Banyak yang mengatakan bahwa micin dapat menyebabkan efek negatif pada kesehatan atau pemicu terjadinya kelebihan berat badan (obesitas), kanker, hingga disebut sebagai penyebab kebodohan.

Padahal telah dibuktikan dalam percobaan hewan, micin ini tidak menimbulkan efek negatif tersebut, sehingga memiliki nilai acuan keamanan yang disebut ADI (acceptable daily intake
atau asupan harian yang dapat diterima) “not specified”.

Menurut JECFA komite dunia yang mengkaji risiko penggunaan bahan tambahan pangan seperti MSG di bawah Food and Drug Administration (FDA) dan World Health Organisation (WHO).

Prof Hanifah Nuryani Lioe yang merupakan Dosen Teknologi Pangan Institut Pertanian Bogor (IPB) mengatakan MSG sebagai bahan tambahan pangan (BTP) yang diizinkan dijelaskan pada Permenkes dan BPOM.

Peraturan BPOM Nomor 11 Tahun 2019 tentang Bahan Tambahan Pangan menjelaskan MSG dikategorikan sebagai BTP penguat rasa.

Kadar penggunaan maksimum MSG dalam peraturan tersebut adalah CPPB, karena sifatnya tidak menimbulkan efek merugikan terhadap kesehatan (ADI tidak dinyatakan atau not specified).

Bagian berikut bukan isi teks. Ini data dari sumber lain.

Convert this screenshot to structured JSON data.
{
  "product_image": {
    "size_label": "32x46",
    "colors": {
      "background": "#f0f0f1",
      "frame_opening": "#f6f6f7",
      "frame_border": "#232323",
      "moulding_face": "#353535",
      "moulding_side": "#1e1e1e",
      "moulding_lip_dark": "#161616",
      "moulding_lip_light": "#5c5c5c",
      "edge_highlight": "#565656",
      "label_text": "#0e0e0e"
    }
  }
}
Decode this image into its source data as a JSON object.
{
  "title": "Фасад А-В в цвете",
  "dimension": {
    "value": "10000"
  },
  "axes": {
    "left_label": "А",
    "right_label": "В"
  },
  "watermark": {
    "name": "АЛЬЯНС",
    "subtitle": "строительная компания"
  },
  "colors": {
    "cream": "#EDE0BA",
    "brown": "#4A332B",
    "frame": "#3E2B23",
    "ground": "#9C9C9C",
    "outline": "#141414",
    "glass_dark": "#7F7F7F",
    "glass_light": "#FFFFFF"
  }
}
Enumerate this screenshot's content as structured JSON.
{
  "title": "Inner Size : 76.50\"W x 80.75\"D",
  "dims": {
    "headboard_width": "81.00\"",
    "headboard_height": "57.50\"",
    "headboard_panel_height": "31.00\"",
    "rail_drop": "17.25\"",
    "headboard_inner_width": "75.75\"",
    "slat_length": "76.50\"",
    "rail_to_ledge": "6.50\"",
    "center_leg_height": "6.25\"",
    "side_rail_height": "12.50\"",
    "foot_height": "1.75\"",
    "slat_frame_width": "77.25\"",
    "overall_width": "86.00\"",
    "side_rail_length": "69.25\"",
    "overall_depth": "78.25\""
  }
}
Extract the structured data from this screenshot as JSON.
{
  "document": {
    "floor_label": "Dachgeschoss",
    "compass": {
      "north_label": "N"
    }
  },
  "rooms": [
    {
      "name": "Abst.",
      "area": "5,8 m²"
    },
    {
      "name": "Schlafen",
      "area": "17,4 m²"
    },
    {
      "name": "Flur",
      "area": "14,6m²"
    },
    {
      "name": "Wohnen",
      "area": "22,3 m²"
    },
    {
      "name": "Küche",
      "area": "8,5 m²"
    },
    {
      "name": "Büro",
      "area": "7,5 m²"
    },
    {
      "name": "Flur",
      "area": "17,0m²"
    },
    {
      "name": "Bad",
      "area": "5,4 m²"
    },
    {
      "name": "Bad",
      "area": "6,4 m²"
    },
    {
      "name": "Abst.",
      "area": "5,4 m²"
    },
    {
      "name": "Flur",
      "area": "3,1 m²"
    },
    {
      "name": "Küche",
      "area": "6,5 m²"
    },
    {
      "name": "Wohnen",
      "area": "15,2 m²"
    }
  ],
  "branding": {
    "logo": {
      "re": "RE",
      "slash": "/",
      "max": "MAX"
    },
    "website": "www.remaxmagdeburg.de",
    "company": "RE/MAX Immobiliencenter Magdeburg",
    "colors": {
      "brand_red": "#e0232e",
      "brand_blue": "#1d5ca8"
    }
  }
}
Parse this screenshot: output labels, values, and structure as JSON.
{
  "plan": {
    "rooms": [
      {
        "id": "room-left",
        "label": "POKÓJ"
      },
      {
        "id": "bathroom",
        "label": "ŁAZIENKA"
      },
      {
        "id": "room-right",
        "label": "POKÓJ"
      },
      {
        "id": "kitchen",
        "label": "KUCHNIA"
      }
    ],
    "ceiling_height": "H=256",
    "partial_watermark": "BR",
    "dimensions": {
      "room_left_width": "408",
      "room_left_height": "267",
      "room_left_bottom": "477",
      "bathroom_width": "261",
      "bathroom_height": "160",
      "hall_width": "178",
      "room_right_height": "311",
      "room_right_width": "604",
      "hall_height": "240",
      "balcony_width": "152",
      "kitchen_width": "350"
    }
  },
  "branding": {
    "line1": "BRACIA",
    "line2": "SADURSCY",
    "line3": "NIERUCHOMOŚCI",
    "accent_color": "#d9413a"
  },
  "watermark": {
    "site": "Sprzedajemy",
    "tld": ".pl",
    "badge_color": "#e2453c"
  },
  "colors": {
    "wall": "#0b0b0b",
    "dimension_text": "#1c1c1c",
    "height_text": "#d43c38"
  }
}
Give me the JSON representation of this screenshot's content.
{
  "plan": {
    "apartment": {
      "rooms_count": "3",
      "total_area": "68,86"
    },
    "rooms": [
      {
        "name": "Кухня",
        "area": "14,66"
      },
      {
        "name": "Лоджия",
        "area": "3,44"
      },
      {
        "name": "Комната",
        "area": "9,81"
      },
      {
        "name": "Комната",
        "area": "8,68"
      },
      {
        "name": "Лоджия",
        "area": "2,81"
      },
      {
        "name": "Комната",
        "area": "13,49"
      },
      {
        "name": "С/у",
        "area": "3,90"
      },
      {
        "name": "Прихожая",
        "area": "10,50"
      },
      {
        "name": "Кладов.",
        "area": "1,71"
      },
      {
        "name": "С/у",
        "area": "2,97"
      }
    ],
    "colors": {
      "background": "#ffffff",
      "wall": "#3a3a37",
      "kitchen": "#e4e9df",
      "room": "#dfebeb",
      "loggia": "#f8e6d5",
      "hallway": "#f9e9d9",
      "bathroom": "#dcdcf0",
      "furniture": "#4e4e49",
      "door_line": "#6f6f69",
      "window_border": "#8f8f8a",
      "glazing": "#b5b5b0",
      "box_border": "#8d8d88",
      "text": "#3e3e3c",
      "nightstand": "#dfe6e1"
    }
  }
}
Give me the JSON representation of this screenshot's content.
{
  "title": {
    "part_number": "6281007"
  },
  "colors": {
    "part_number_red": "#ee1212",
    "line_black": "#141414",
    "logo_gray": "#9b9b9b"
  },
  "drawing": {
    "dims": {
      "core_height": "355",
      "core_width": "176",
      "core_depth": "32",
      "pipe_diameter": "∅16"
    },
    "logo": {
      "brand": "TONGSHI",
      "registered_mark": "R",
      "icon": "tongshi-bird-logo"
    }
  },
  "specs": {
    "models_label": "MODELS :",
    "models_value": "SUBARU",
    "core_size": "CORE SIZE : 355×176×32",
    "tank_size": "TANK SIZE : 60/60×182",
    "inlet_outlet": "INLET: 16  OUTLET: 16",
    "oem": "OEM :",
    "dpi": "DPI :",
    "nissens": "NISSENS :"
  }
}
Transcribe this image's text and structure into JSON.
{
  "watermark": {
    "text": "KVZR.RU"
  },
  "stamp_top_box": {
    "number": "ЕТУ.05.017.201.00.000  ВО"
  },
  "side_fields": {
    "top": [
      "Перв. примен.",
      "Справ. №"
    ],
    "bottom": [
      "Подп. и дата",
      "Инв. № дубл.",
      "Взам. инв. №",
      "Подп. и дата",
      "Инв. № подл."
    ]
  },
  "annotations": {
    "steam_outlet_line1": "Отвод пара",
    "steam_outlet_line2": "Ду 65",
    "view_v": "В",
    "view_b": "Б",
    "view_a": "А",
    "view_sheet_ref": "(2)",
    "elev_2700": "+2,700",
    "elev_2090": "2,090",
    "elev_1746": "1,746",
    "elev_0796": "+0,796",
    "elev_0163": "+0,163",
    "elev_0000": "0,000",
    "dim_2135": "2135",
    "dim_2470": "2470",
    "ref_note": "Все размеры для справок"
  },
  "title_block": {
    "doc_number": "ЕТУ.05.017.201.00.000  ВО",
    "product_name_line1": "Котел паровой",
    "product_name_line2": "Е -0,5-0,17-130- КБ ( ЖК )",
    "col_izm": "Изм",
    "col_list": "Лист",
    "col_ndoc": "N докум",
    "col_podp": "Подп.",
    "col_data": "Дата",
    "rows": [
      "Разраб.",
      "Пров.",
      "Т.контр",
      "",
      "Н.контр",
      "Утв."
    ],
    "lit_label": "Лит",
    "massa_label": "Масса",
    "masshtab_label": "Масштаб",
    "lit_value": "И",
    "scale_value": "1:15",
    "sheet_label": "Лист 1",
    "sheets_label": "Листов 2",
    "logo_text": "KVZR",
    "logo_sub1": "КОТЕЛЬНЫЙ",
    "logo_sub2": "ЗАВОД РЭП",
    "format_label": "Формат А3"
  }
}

Sehingga kadar penggunaan ditentukan oleh produsen pangan
dengan batasan secukupnya atau kadar yang paling rendah yang sudah memberikan rasa yang diinginkan.

Nilai ADI yang yang menunjukkan aman tersebut (karena bukan merupakan ADI numerik) yang dikeluarkan oleh JECFA di bawah join lembaga internasional Food and Drug Administration (FDA) dan World Health Organisation (WHO) membuat MSG juga aman jika ditambahkan pada masakan.

“Kandungan Na di MSG lebih sedikit dibandingkan garam dapur sehingga risiko hipertensi akibat konsumsi natrium berlebih lebih tinggi pada garam dapur pada takaran yang sama. MSG mengandung 13,6% Na atau 12% Na dalam bentuk MSG monohidrat, sedangkan garam dapur 39%Na. Penggunaan MSG dalam masakan bahkan dapat menurunkan penggunaan garam dapur yang normal," ujar Prof Hanifah saat media workshop yang bertajuk “Cinta Pakai Micin, Why Not?”, Selasa (23/5/2023).

Ahli Gizi dari RS Hermina Malang, dr Maretha Primariayu, M.Gizi menegaskan penambahan MSG pada makanan tidak mengurangi gizi dari makanan tersebut. Bahkan, asam amino glutamat yang terkandung dalam bumbu umami seperti Monosodium Glutamat (MSG) dapat membantu meningkatkan selera makan.

"Peningkatan selera makan ini membantu dalam pemenuhan
asupan gizi yang baik," ujarnya dalam kesempatan yang sama.